KHK ile işlerindne atıldıktan sonra, "İşimi geri istiyorum" diyerek açlık grevine başlayan akademisyen Nuriye Gülmen ile öğretmen Semih Özakça’nın avukatlıklarını yaptıkları sırada görülecek duruşmadan iki gün önce gözaltına alınıp 22 Eylül 2017’de tutuklanan 18 avukata baskı bitmiyor. İstanbul Cumhuriyet Başsavcılığı tarafından yürütülen soruşturma kapsamında her biri farklı cezaevlerine gönderildiler. “Silahlı terör örgütüne üye olma/DHKP-C” iddiasıyla tutuklanan avukatların, tutuklanmalarından bu yana 5 ay geçmesine rağmen iddianameleri de hâlâ hazırlanmadı.
Hakların sadece adı var
Karabük Cezaevi’nde tutuklu olan avukat Didem Baydar Ünsal ile Burhaniye Cezaevi’nde tutuklu olan Aytaç Ünsal, evli olmalarına rağmen telefon ile görüştürülmüyor. Aytaç Ünsal’ın annesi avukat Nermin Ünsal, Adalet Bakanlığı’na iki eşin iletişim kurması için müracaatta bulundu. Ancak; “Hükümlülere, dışarıdan telefon açılmak suretiyle görüşme yaptırılmaz” yanıtı ile karşılaştı. Avukat Nermin Ünsal, oğlu ve eşine gelen telefon yasağına ilişkin günümüzde farklı cezaevlerindeki hükümlü eşlere telefon hakkının tanındığını belirterek oğlu ve diğer avukatlara tecrit uygulanmasına tepki gösterdi.
Herkese ayrı baskı
Reyhanlı, Soma, Ermenek, Dilek Doğan, Nuriye Gülmen ile Semih Özakça davalarına avukatlık yapan Halkın Hukuk Bürosu avukatları; tutuklanmalarıyla birlikte 8 ayrı cezaevine gönderildi. Avukatlar; Burhaniye, Karabük, Bolu, Balıkesir, Düzce, Edirne, Tekirdağ, ve Tekirdağ T Tipi cezaevlerinde tutuluyor. Stajyer Naim Feyzullah Eminoğlu, Kuzey Kore’ye yaptığı seyahat nedeniyle “Kimden talimat aldınız” denilerek tutuklandı ve Burhaniye Cezaevi’ne gönderildi. Düzce Cezaevi’ndeki avukat Aycan Çiçek ve Ayşegül Çağatay, “tekmil vermedikleri” gerekçesiyle gardiyanlar tarafından robocopla darp edildi.

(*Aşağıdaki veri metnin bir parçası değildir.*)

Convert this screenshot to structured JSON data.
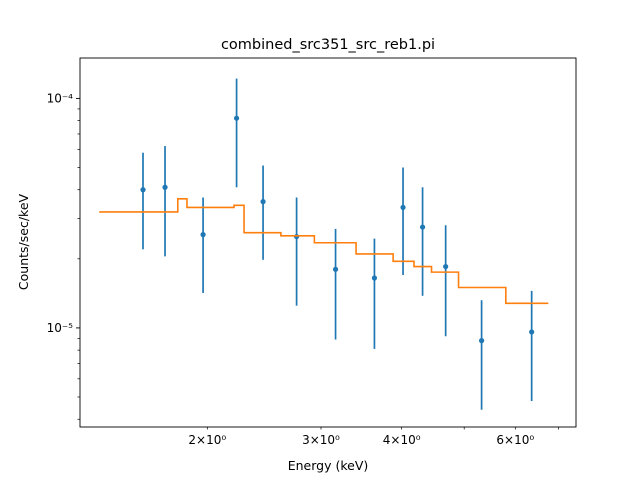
{
  "chart_data": {
    "type": "line",
    "title": "combined_src351_src_reb1.pi",
    "xlabel": "Energy (keV)",
    "ylabel": "Counts/sec/keV",
    "xscale": "log",
    "yscale": "log",
    "xlim": [
      1.27,
      7.45
    ],
    "ylim": [
      3.7e-06,
      0.00015
    ],
    "grid": false,
    "x_ticks": [
      {
        "value": 2,
        "label": "2×10⁰"
      },
      {
        "value": 3,
        "label": "3×10⁰"
      },
      {
        "value": 4,
        "label": "4×10⁰"
      },
      {
        "value": 6,
        "label": "6×10⁰"
      }
    ],
    "y_ticks": [
      {
        "value": 1e-05,
        "label": "10⁻⁵"
      },
      {
        "value": 0.0001,
        "label": "10⁻⁴"
      }
    ],
    "series": [
      {
        "kind": "errorbar",
        "color": "#1f77b4",
        "points": [
          {
            "x": 1.59,
            "y": 4e-05,
            "ylo": 2.2e-05,
            "yhi": 5.8e-05
          },
          {
            "x": 1.72,
            "y": 4.1e-05,
            "ylo": 2.05e-05,
            "yhi": 6.2e-05
          },
          {
            "x": 1.97,
            "y": 2.55e-05,
            "ylo": 1.42e-05,
            "yhi": 3.7e-05
          },
          {
            "x": 2.22,
            "y": 8.2e-05,
            "ylo": 4.1e-05,
            "yhi": 0.000122
          },
          {
            "x": 2.44,
            "y": 3.55e-05,
            "ylo": 1.98e-05,
            "yhi": 5.1e-05
          },
          {
            "x": 2.75,
            "y": 2.5e-05,
            "ylo": 1.25e-05,
            "yhi": 3.7e-05
          },
          {
            "x": 3.16,
            "y": 1.8e-05,
            "ylo": 8.9e-06,
            "yhi": 2.7e-05
          },
          {
            "x": 3.63,
            "y": 1.65e-05,
            "ylo": 8.1e-06,
            "yhi": 2.45e-05
          },
          {
            "x": 4.02,
            "y": 3.35e-05,
            "ylo": 1.7e-05,
            "yhi": 5e-05
          },
          {
            "x": 4.31,
            "y": 2.75e-05,
            "ylo": 1.38e-05,
            "yhi": 4.1e-05
          },
          {
            "x": 4.68,
            "y": 1.85e-05,
            "ylo": 9.2e-06,
            "yhi": 2.8e-05
          },
          {
            "x": 5.32,
            "y": 8.8e-06,
            "ylo": 4.4e-06,
            "yhi": 1.32e-05
          },
          {
            "x": 6.36,
            "y": 9.6e-06,
            "ylo": 4.8e-06,
            "yhi": 1.45e-05
          }
        ]
      },
      {
        "kind": "step",
        "color": "#ff7f0e",
        "points": [
          {
            "x0": 1.36,
            "x1": 1.8,
            "y": 3.2e-05
          },
          {
            "x0": 1.8,
            "x1": 1.86,
            "y": 3.65e-05
          },
          {
            "x0": 1.86,
            "x1": 2.2,
            "y": 3.35e-05
          },
          {
            "x0": 2.2,
            "x1": 2.28,
            "y": 3.42e-05
          },
          {
            "x0": 2.28,
            "x1": 2.6,
            "y": 2.6e-05
          },
          {
            "x0": 2.6,
            "x1": 2.93,
            "y": 2.52e-05
          },
          {
            "x0": 2.93,
            "x1": 3.4,
            "y": 2.35e-05
          },
          {
            "x0": 3.4,
            "x1": 3.88,
            "y": 2.1e-05
          },
          {
            "x0": 3.88,
            "x1": 4.18,
            "y": 1.95e-05
          },
          {
            "x0": 4.18,
            "x1": 4.45,
            "y": 1.85e-05
          },
          {
            "x0": 4.45,
            "x1": 4.9,
            "y": 1.75e-05
          },
          {
            "x0": 4.9,
            "x1": 5.8,
            "y": 1.5e-05
          },
          {
            "x0": 5.8,
            "x1": 6.75,
            "y": 1.28e-05
          }
        ]
      }
    ]
  }
}
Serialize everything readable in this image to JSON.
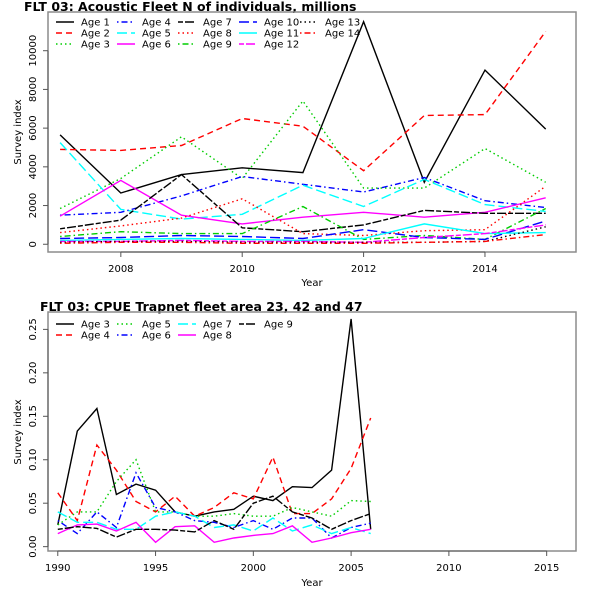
{
  "chart_data": [
    {
      "type": "line",
      "title": "FLT 03: Acoustic Fleet   N of individuals, millions",
      "xlabel": "Year",
      "ylabel": "Survey index",
      "xlim": [
        2006.8,
        2015.5
      ],
      "ylim": [
        -400,
        12000
      ],
      "xticks": [
        2008,
        2010,
        2012,
        2014
      ],
      "yticks": [
        0,
        2000,
        4000,
        6000,
        8000,
        10000
      ],
      "legend_position": "top-left",
      "legend_columns": 5,
      "x": [
        2007,
        2008,
        2009,
        2010,
        2011,
        2012,
        2013,
        2014,
        2015
      ],
      "series": [
        {
          "name": "Age 1",
          "color": "#000000",
          "dash": "solid",
          "values": [
            5650,
            2650,
            3600,
            3950,
            3700,
            11500,
            3200,
            9000,
            5950
          ]
        },
        {
          "name": "Age 2",
          "color": "#FF0000",
          "dash": "dashed",
          "values": [
            4900,
            4850,
            5100,
            6500,
            6100,
            3800,
            6650,
            6700,
            11000
          ]
        },
        {
          "name": "Age 3",
          "color": "#00CD00",
          "dash": "dotted",
          "values": [
            1850,
            3400,
            5550,
            3400,
            7400,
            2900,
            2900,
            4950,
            3200
          ]
        },
        {
          "name": "Age 4",
          "color": "#0000FF",
          "dash": "dotdash",
          "values": [
            1500,
            1650,
            2500,
            3500,
            3100,
            2700,
            3450,
            2250,
            1900
          ]
        },
        {
          "name": "Age 5",
          "color": "#00FFFF",
          "dash": "longdash",
          "values": [
            5250,
            1800,
            1300,
            1550,
            3050,
            1950,
            3350,
            2050,
            1700
          ]
        },
        {
          "name": "Age 6",
          "color": "#FF00FF",
          "dash": "solid",
          "values": [
            1450,
            3300,
            1500,
            1050,
            1400,
            1650,
            1400,
            1650,
            2400
          ]
        },
        {
          "name": "Age 7",
          "color": "#000000",
          "dash": "twodash",
          "values": [
            800,
            1250,
            3600,
            850,
            650,
            1000,
            1750,
            1600,
            1600
          ]
        },
        {
          "name": "Age 8",
          "color": "#FF0000",
          "dash": "dotted",
          "values": [
            600,
            950,
            1350,
            2350,
            550,
            450,
            700,
            750,
            3000
          ]
        },
        {
          "name": "Age 9",
          "color": "#00CD00",
          "dash": "dotdash",
          "values": [
            400,
            650,
            550,
            550,
            1950,
            250,
            450,
            250,
            1850
          ]
        },
        {
          "name": "Age 10",
          "color": "#0000FF",
          "dash": "longdash",
          "values": [
            300,
            350,
            450,
            400,
            300,
            750,
            350,
            250,
            1200
          ]
        },
        {
          "name": "Age 11",
          "color": "#00FFFF",
          "dash": "solid",
          "values": [
            200,
            250,
            300,
            250,
            200,
            300,
            1050,
            550,
            600
          ]
        },
        {
          "name": "Age 12",
          "color": "#FF00FF",
          "dash": "twodash",
          "values": [
            150,
            150,
            200,
            150,
            150,
            100,
            350,
            550,
            1000
          ]
        },
        {
          "name": "Age 13",
          "color": "#000000",
          "dash": "dotted",
          "values": [
            100,
            150,
            150,
            100,
            100,
            100,
            100,
            150,
            900
          ]
        },
        {
          "name": "Age 14",
          "color": "#FF0000",
          "dash": "dotdash",
          "values": [
            50,
            100,
            100,
            50,
            50,
            50,
            100,
            150,
            500
          ]
        }
      ]
    },
    {
      "type": "line",
      "title": "FLT 03: CPUE Trapnet fleet area 23, 42 and 47",
      "xlabel": "Year",
      "ylabel": "Survey index",
      "xlim": [
        1989.5,
        2016.5
      ],
      "ylim": [
        -0.005,
        0.27
      ],
      "xticks": [
        1990,
        1995,
        2000,
        2005,
        2010,
        2015
      ],
      "yticks": [
        0.0,
        0.05,
        0.1,
        0.15,
        0.2,
        0.25
      ],
      "ytick_labels": [
        "0.00",
        "0.05",
        "0.10",
        "0.15",
        "0.20",
        "0.25"
      ],
      "legend_position": "top-left",
      "legend_columns": 4,
      "x": [
        1990,
        1991,
        1992,
        1993,
        1994,
        1995,
        1996,
        1997,
        1998,
        1999,
        2000,
        2001,
        2002,
        2003,
        2004,
        2005,
        2006
      ],
      "series": [
        {
          "name": "Age 3",
          "color": "#000000",
          "dash": "solid",
          "values": [
            0.025,
            0.133,
            0.159,
            0.06,
            0.072,
            0.065,
            0.04,
            0.035,
            0.04,
            0.043,
            0.058,
            0.053,
            0.069,
            0.068,
            0.088,
            0.262,
            0.02
          ]
        },
        {
          "name": "Age 4",
          "color": "#FF0000",
          "dash": "dashed",
          "values": [
            0.062,
            0.03,
            0.117,
            0.088,
            0.052,
            0.04,
            0.058,
            0.035,
            0.045,
            0.062,
            0.055,
            0.103,
            0.038,
            0.038,
            0.055,
            0.09,
            0.148
          ]
        },
        {
          "name": "Age 5",
          "color": "#00CD00",
          "dash": "dotted",
          "values": [
            0.025,
            0.04,
            0.04,
            0.075,
            0.1,
            0.04,
            0.04,
            0.035,
            0.035,
            0.038,
            0.035,
            0.035,
            0.045,
            0.04,
            0.035,
            0.053,
            0.052
          ]
        },
        {
          "name": "Age 6",
          "color": "#0000FF",
          "dash": "dotdash",
          "values": [
            0.03,
            0.015,
            0.04,
            0.022,
            0.085,
            0.045,
            0.04,
            0.03,
            0.028,
            0.022,
            0.03,
            0.02,
            0.033,
            0.033,
            0.01,
            0.022,
            0.027
          ]
        },
        {
          "name": "Age 7",
          "color": "#00FFFF",
          "dash": "longdash",
          "values": [
            0.04,
            0.028,
            0.028,
            0.02,
            0.02,
            0.035,
            0.04,
            0.035,
            0.022,
            0.025,
            0.018,
            0.033,
            0.018,
            0.025,
            0.015,
            0.022,
            0.015
          ]
        },
        {
          "name": "Age 8",
          "color": "#FF00FF",
          "dash": "solid",
          "values": [
            0.015,
            0.025,
            0.026,
            0.018,
            0.028,
            0.005,
            0.023,
            0.024,
            0.005,
            0.01,
            0.013,
            0.015,
            0.024,
            0.005,
            0.01,
            0.016,
            0.02
          ]
        },
        {
          "name": "Age 9",
          "color": "#000000",
          "dash": "twodash",
          "values": [
            0.02,
            0.023,
            0.021,
            0.011,
            0.02,
            0.02,
            0.019,
            0.017,
            0.03,
            0.02,
            0.05,
            0.058,
            0.04,
            0.033,
            0.02,
            0.03,
            0.038
          ]
        }
      ]
    }
  ]
}
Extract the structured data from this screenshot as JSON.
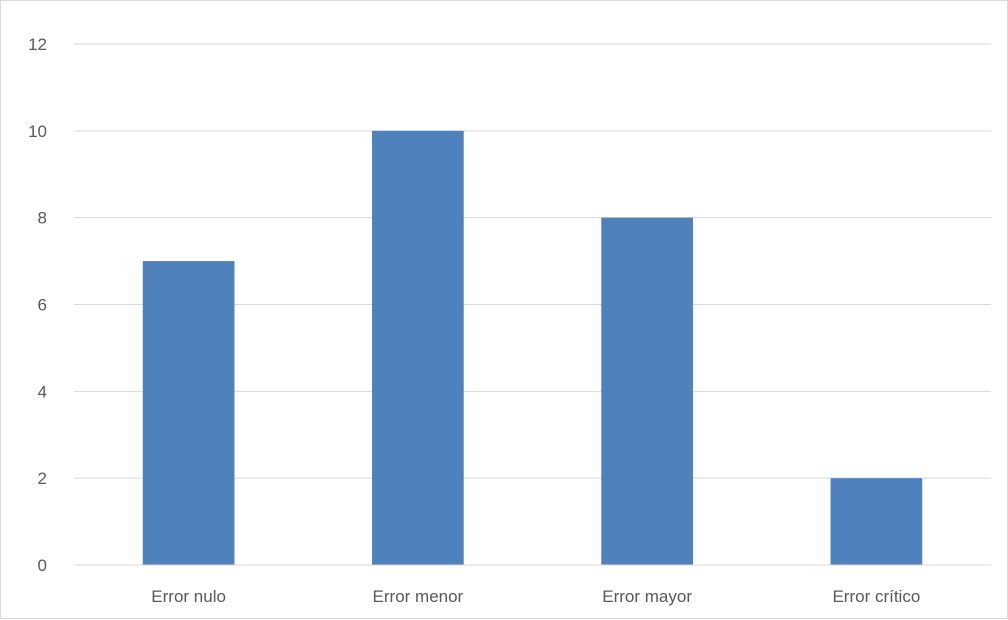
{
  "chart_data": {
    "type": "bar",
    "title": "",
    "xlabel": "",
    "ylabel": "",
    "categories": [
      "Error nulo",
      "Error menor",
      "Error mayor",
      "Error crítico"
    ],
    "values": [
      7,
      10,
      8,
      2
    ],
    "ylim": [
      0,
      12
    ],
    "yticks": [
      0,
      2,
      4,
      6,
      8,
      10,
      12
    ],
    "grid": true,
    "legend": "none",
    "colors": {
      "bar": "#4f81bd",
      "grid": "#d9d9d9",
      "axis": "#d9d9d9",
      "text": "#595959"
    }
  }
}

Tazyikli su, cop ile kırılan camlar üzerinde sürüklenen ve ters kelepçe uygulanmaya çalışıldığı sırada kolu kırılan Ergin Gökoğlu da gönderildiği Edirne Cezaevi müdürünün “Ben size göstereceğim, size baş eğdireceğim” ifadeleriyle karşılaşmıştı.